Step 1: Given information.
Let the two forces be \( \vec{F}_1 \) and \( \vec{F}_2 \).
Given that one force has a magnitude three times the other, we can assume:
\[ F_1 = 3F_2 \] and the magnitude of their resultant is equal to the larger force, i.e.
\[ R = F_1 \]
Step 2: Relation for the magnitude of the resultant.
For two forces \( F_1 \) and \( F_2 \) acting at an angle \( \theta \), the resultant is:
\[ R = \sqrt{F_1^2 + F_2^2 + 2F_1F_2\cos\theta} \] Substitute \( R = F_1 \):
\[ F_1 = \sqrt{F_1^2 + F_2^2 + 2F_1F_2\cos\theta} \]

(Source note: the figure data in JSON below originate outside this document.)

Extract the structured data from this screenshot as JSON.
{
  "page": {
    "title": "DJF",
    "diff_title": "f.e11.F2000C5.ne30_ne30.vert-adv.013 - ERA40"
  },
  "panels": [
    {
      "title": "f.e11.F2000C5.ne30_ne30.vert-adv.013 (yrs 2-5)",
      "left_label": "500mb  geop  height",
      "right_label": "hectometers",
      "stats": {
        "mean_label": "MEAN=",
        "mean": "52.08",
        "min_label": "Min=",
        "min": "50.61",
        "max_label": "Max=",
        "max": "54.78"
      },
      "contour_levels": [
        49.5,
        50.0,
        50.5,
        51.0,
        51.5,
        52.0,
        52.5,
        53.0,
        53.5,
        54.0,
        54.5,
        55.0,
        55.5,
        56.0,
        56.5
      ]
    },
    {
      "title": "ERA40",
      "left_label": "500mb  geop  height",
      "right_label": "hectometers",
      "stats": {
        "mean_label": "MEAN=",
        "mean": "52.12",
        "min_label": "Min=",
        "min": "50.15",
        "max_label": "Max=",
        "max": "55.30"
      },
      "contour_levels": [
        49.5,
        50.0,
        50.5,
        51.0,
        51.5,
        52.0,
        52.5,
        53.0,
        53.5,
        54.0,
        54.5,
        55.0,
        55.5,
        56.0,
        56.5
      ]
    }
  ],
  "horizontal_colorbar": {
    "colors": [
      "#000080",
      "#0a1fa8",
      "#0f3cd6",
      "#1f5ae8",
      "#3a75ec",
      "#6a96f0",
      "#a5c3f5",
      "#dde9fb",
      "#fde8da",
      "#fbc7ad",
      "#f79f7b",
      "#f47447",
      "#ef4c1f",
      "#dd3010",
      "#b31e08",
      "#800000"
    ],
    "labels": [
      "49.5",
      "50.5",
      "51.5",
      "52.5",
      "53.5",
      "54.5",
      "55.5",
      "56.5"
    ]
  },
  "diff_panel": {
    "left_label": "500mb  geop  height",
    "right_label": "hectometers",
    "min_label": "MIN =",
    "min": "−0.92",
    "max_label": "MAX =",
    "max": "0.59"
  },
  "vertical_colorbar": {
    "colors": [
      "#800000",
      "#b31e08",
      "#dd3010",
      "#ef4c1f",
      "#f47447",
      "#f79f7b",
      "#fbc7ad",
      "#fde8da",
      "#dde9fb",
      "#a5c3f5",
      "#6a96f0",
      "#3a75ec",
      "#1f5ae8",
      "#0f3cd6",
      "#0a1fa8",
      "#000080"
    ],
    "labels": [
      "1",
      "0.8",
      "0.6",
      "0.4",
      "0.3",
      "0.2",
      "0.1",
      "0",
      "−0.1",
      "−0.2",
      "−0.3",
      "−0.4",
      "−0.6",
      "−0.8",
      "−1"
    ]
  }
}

Step 3: Simplify the equation.
Square both sides:
\[ F_1^2 = F_1^2 + F_2^2 + 2F_1F_2\cos\theta \] Cancel \( F_1^2 \) from both sides:
\[ 0 = F_2^2 + 2F_1F_2\cos\theta \] \[ \Rightarrow \cos\theta = -\frac{F_2}{2F_1} \]
Step 4: Substitute \( F_1 = 3F_2 \).
\[ \cos\theta = -\frac{F_2}{2 \times 3F_2} = -\frac{1}{6} \] Thus, the angle between the two forces is:
\[ \theta = \cos^{-1}\left(-\frac{1}{6}\right) \]
Since the question gives the angle as \( \cos^{-1}\left(\frac{1}{n}\right) \), we have:
\[ \frac{1}{n} = -\frac{1}{6} \quad \Rightarrow \quad |n| = 6 \]
Step 5: Final Answer.
\[ \boxed{|n| = 6} \]